Although the weighted average Government bond yield rate has declined to 19.3% from 20.4%, they still offer investors a stronger return hence why many of them have crowded this arena. According to Ben Bartenstein and Aline Oyamada in their Bloomberg article of August 8 2017, “Hedge funds may be getting pounded in most corners of the world — suffering outflows and forced to trim fees to appease clients. But there’s one place they’re still turning a hefty profit: emerging markets”. They indicate that hedge funds are enjoying returns of as much as 14 percent in emerging markets. This is the best performance of investments in these regions since 2009 where they enjoyed returns of 20%.
It is clear that the financial universe is influx as return on securities remain low in Europe and as the Federal Reserve Bank continues to ponder on additional rate hikes which have been known in the past to fuel the exodus of short term investors back into the US market.

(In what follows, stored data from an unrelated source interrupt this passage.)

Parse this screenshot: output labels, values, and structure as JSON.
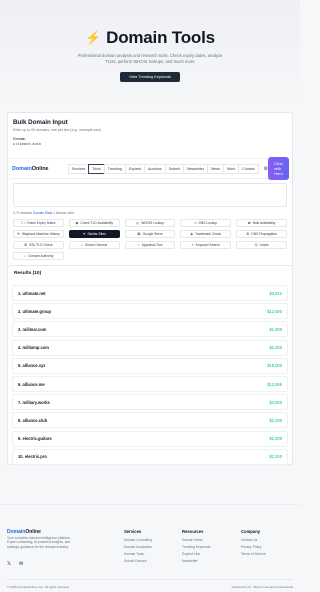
{
  "hero": {
    "title": "Domain Tools",
    "subtitle": "Professional domain analysis and research tools. Check expiry dates, analyze TLDs, perform WHOIS lookups, and much more",
    "cta": "View Trending Keywords"
  },
  "bulk": {
    "title": "Bulk Domain Input",
    "subtitle": "Enter up to 50 domains, one per line (e.g., example.com)",
    "label": "Domain",
    "value": "ultimate.auto"
  },
  "nav": {
    "brand_a": "Domain",
    "brand_b": "Online",
    "items": [
      "Services",
      "Tools",
      "Trending",
      "Expired",
      "Auctions",
      "Submit",
      "Newsletter",
      "News",
      "Work",
      "Contact"
    ],
    "chat": "Chat with Hero"
  },
  "meta": {
    "left": "0 / 5 domains",
    "link": "Domain Stats",
    "right": "1 domain valid"
  },
  "tools": [
    {
      "icon": "☐",
      "label": "Check Expiry Dates"
    },
    {
      "icon": "◉",
      "label": "Check TLD Availability"
    },
    {
      "icon": "◎",
      "label": "WHOIS Lookup"
    },
    {
      "icon": "≡",
      "label": "DNS Lookup"
    },
    {
      "icon": "⇄",
      "label": "Bulk Availability"
    },
    {
      "icon": "⟲",
      "label": "Wayback Machine History"
    },
    {
      "icon": "✦",
      "label": "Similar Sites"
    },
    {
      "icon": "▤",
      "label": "Google Serve"
    },
    {
      "icon": "◈",
      "label": "Trademark Check"
    },
    {
      "icon": "⚙",
      "label": "DNS Propagation"
    },
    {
      "icon": "⊞",
      "label": "SSL/TLS Check"
    },
    {
      "icon": "⌕",
      "label": "Search Volume"
    },
    {
      "icon": "⌁",
      "label": "Appraisal Tool"
    },
    {
      "icon": "⌖",
      "label": "Keyword Search"
    },
    {
      "icon": "⌬",
      "label": "Leads"
    },
    {
      "icon": "☆",
      "label": "Domain Authority"
    }
  ],
  "results": {
    "title": "Results (10)",
    "rows": [
      {
        "domain": "1. ultimate.net",
        "price": "$3,822"
      },
      {
        "domain": "2. ultimate.group",
        "price": "$12,580"
      },
      {
        "domain": "3. militear.com",
        "price": "$1,000"
      },
      {
        "domain": "4. militamp.com",
        "price": "$2,200"
      },
      {
        "domain": "5. alliance.xyz",
        "price": "$18,000"
      },
      {
        "domain": "6. alliance.me",
        "price": "$13,089"
      },
      {
        "domain": "7. military.works",
        "price": "$4,500"
      },
      {
        "domain": "8. alliance.club",
        "price": "$2,200"
      },
      {
        "domain": "9. electric.guitars",
        "price": "$2,200"
      },
      {
        "domain": "10. electric.pro",
        "price": "$2,200"
      }
    ]
  },
  "footer": {
    "brand_a": "Domain",
    "brand_b": "Online",
    "desc": "Your complete domain intelligence platform. Expert consulting, AI-powered insights, and strategic guidance for the domain industry.",
    "col1": {
      "title": "Services",
      "items": [
        "Domain Consulting",
        "Domain Acquisition",
        "Domain Tools",
        "Submit Domain"
      ]
    },
    "col2": {
      "title": "Resources",
      "items": [
        "Domain News",
        "Trending Keywords",
        "Expired Hub",
        "Newsletter"
      ]
    },
    "col3": {
      "title": "Company",
      "items": [
        "Contact Us",
        "Privacy Policy",
        "Terms of Service"
      ]
    },
    "copy": "© 2025 DomainOnline.com. All rights reserved.",
    "powered": "Powered by AI · Built for domain professionals"
  }
}
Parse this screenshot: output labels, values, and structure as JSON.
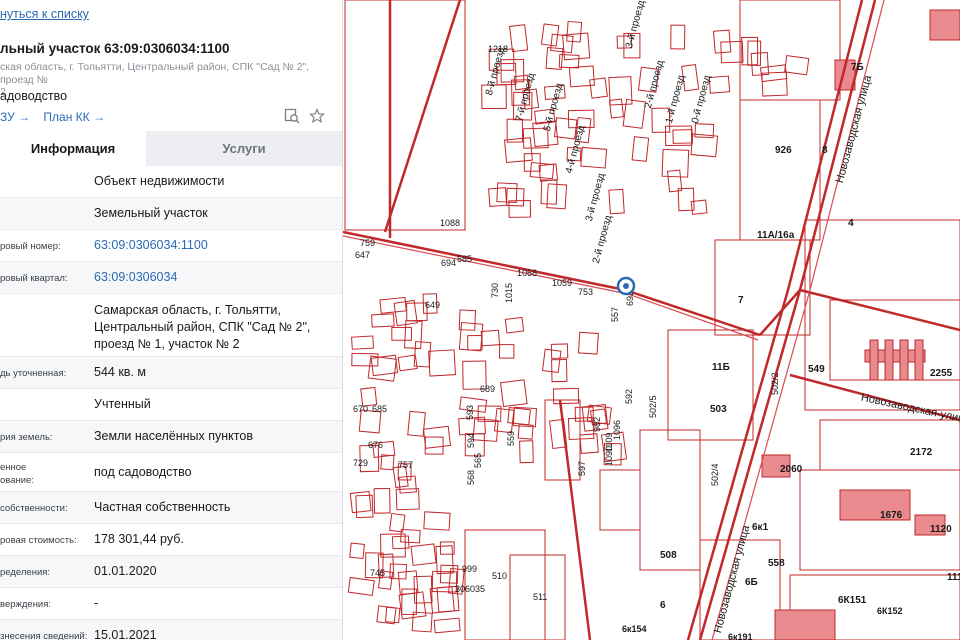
{
  "panel": {
    "back_link": "нуться к списку",
    "title": "льный участок 63:09:0306034:1100",
    "address": "ская область, г. Тольятти, Центральный район, СПК \"Сад № 2\", проезд №\n2",
    "usage": "адоводство",
    "links": {
      "first": "ЗУ →",
      "second": "План КК →"
    },
    "tabs": {
      "info": "Информация",
      "services": "Услуги"
    },
    "rows": [
      {
        "label": "",
        "value": "Объект недвижимости",
        "link": false
      },
      {
        "label": "",
        "value": "Земельный участок",
        "link": false
      },
      {
        "label": "ровый номер:",
        "value": "63:09:0306034:1100",
        "link": true
      },
      {
        "label": "ровый квартал:",
        "value": "63:09:0306034",
        "link": true
      },
      {
        "label": "",
        "value": "Самарская область, г. Тольятти, Центральный район, СПК \"Сад № 2\", проезд № 1, участок № 2",
        "link": false
      },
      {
        "label": "дь уточненная:",
        "value": "544 кв. м",
        "link": false
      },
      {
        "label": "",
        "value": "Учтенный",
        "link": false
      },
      {
        "label": "рия земель:",
        "value": "Земли населённых пунктов",
        "link": false
      },
      {
        "label": "енное\nование:",
        "value": "под садоводство",
        "link": false
      },
      {
        "label": "собственности:",
        "value": "Частная собственность",
        "link": false
      },
      {
        "label": "ровая стоимость:",
        "value": "178 301,44 руб.",
        "link": false
      },
      {
        "label": "ределения:",
        "value": "01.01.2020",
        "link": false
      },
      {
        "label": "верждения:",
        "value": "-",
        "link": false
      },
      {
        "label": "знесения сведений:",
        "value": "15.01.2021",
        "link": false
      }
    ]
  },
  "map": {
    "street_labels": [
      "Новозаводская улица",
      "Новозаводская улица",
      "Новозаводская-улица"
    ],
    "passage_labels": [
      "8-й проезд",
      "7-й проезд",
      "5-й проезд",
      "4-й проезд",
      "3-й проезд",
      "2-й проезд",
      "3-й проезд",
      "2-й проезд",
      "1-й проезд",
      "0-й проезд"
    ],
    "parcel_labels": [
      "1218",
      "1088",
      "759",
      "647",
      "694",
      "585",
      "1058",
      "1059",
      "753",
      "730",
      "1015",
      "692",
      "557",
      "649",
      "689",
      "670",
      "685",
      "676",
      "593",
      "594",
      "565",
      "568",
      "559",
      "757",
      "729",
      "982",
      "1096",
      "1109",
      "1090",
      "597",
      "502/5",
      "592",
      "502/4",
      "502/2",
      "503",
      "11Б",
      "11А/16а",
      "926",
      "8",
      "7",
      "4",
      "7Б",
      "2255",
      "549",
      "2172",
      "2060",
      "1676",
      "1120",
      "1119",
      "508",
      "6Б",
      "558",
      "6к1",
      "6",
      "6К151",
      "6К152",
      "6к154",
      "6к191",
      "745",
      "999",
      "306035",
      "510",
      "511"
    ],
    "colors": {
      "line": "#c0282a",
      "fill": "#e98a8e",
      "accent": "#d94b51",
      "marker": "#2a6ab7"
    }
  }
}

Dr Kalyaya is fully aware of this. Therefore his team will ensure that the portfolio of investments inspires long tenure participation. If nonresidents are a variable that can affect the exchange rate, minimizing that impact is paramount. That is why he indicates that growth is expected to emanate from: increased agricultural output, increased generation of electricity, higher mining output, construction activities and manufacturing activity.